Öhm, Du willst doch ObjectDB nutzen. Wieso hast Du dann MySQL? Irgendwie widerspricht sich das doch gerade.

Du kannst JPA mit mysql nutzen, aber dann halt kein ObjectDB. Oder Du hast JPA mit ObjectDB.

Aber für eine Datenbank solltest Du Dich entscheiden.


----------



## mihe7 (17. Sep 2019)

kneitzel hat gesagt.:


> Öhm, Du willst doch ObjectDB nutzen. Wieso hast Du dann MySQL? Irgendwie widerspricht sich das doch gerade.


Hm.. dem Connection String zu urteilen, will er MySQL aber irgendwo kommt die ObjectDB daher.


----------



## kneitzel (17. Sep 2019)

Kann es daran liegen, dass er keinen Provider angegeben hat? Also sowas wie
<provider>org.hibernate.ejb.HibernatePersistence</provider>
Wenn kein Provider angegeben wurde, nimmt er meines Wissens nach den ersten, den er findet.
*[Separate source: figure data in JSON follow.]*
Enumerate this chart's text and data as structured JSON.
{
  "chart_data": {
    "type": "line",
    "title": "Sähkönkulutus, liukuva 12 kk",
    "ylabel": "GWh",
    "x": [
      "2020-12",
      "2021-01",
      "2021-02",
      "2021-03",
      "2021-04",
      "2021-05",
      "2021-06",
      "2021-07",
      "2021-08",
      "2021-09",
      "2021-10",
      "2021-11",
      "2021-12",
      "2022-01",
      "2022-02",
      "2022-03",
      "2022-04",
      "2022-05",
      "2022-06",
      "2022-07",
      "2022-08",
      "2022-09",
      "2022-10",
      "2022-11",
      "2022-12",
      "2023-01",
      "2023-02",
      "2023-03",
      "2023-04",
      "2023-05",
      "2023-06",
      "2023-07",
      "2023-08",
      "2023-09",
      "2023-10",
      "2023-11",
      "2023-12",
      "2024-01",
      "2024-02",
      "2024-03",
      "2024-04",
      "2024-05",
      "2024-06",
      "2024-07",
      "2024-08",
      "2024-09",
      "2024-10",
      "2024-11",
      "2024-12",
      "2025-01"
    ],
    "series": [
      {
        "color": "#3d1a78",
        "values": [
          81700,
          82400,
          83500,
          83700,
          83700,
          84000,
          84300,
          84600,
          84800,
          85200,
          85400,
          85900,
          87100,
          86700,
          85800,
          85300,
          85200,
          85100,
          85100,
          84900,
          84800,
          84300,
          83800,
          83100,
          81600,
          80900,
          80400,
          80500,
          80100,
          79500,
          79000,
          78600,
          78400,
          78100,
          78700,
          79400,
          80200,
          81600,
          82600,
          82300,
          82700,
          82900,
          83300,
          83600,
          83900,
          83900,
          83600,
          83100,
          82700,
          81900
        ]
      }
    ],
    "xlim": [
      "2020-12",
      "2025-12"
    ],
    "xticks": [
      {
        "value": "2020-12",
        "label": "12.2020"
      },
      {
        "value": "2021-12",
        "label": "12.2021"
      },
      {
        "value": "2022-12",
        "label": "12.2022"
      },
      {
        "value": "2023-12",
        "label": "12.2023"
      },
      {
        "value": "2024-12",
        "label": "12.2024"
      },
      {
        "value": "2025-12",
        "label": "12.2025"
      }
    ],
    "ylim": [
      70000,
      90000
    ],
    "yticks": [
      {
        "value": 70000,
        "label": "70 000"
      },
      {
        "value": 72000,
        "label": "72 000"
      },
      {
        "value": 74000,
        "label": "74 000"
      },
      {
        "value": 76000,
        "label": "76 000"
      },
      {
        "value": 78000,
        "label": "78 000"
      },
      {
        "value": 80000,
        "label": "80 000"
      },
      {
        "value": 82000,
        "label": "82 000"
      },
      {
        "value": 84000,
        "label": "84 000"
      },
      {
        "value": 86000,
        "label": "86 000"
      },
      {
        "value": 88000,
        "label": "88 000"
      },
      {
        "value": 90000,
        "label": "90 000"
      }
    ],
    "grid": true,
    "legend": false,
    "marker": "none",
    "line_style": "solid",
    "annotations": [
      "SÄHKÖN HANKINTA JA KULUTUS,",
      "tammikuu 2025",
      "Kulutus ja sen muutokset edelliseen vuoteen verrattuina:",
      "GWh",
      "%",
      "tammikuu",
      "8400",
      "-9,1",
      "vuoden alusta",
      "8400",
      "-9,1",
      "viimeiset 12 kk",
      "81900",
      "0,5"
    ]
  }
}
Und falls er auch objectdb als Abhängigkeit in maven oder gradle oder so hat, dann zieht er da evtl. den falschen Provider (z.B. com.objectdb.jpa.Provider)?

Aber ohne Details zu wissen, ist das schwer zu urteilen.

Edith meint: der Provider würde in der persistence.xml mit angegeben.


----------



## pkm (17. Sep 2019)

Vielen Dank für Eure Beiträge. Jetzt klappt auch dieses. Es scheit ein TimezoneProblem gewesen zu sein:



> String url = "jdbc:mysql://"+hostname+":"+port+"/"+dbname+"?useUnicode=true&useJDBCCompliantTimezoneShift=true&useLegacyDatetimeCode=false&serverTimezone=UTC";


----------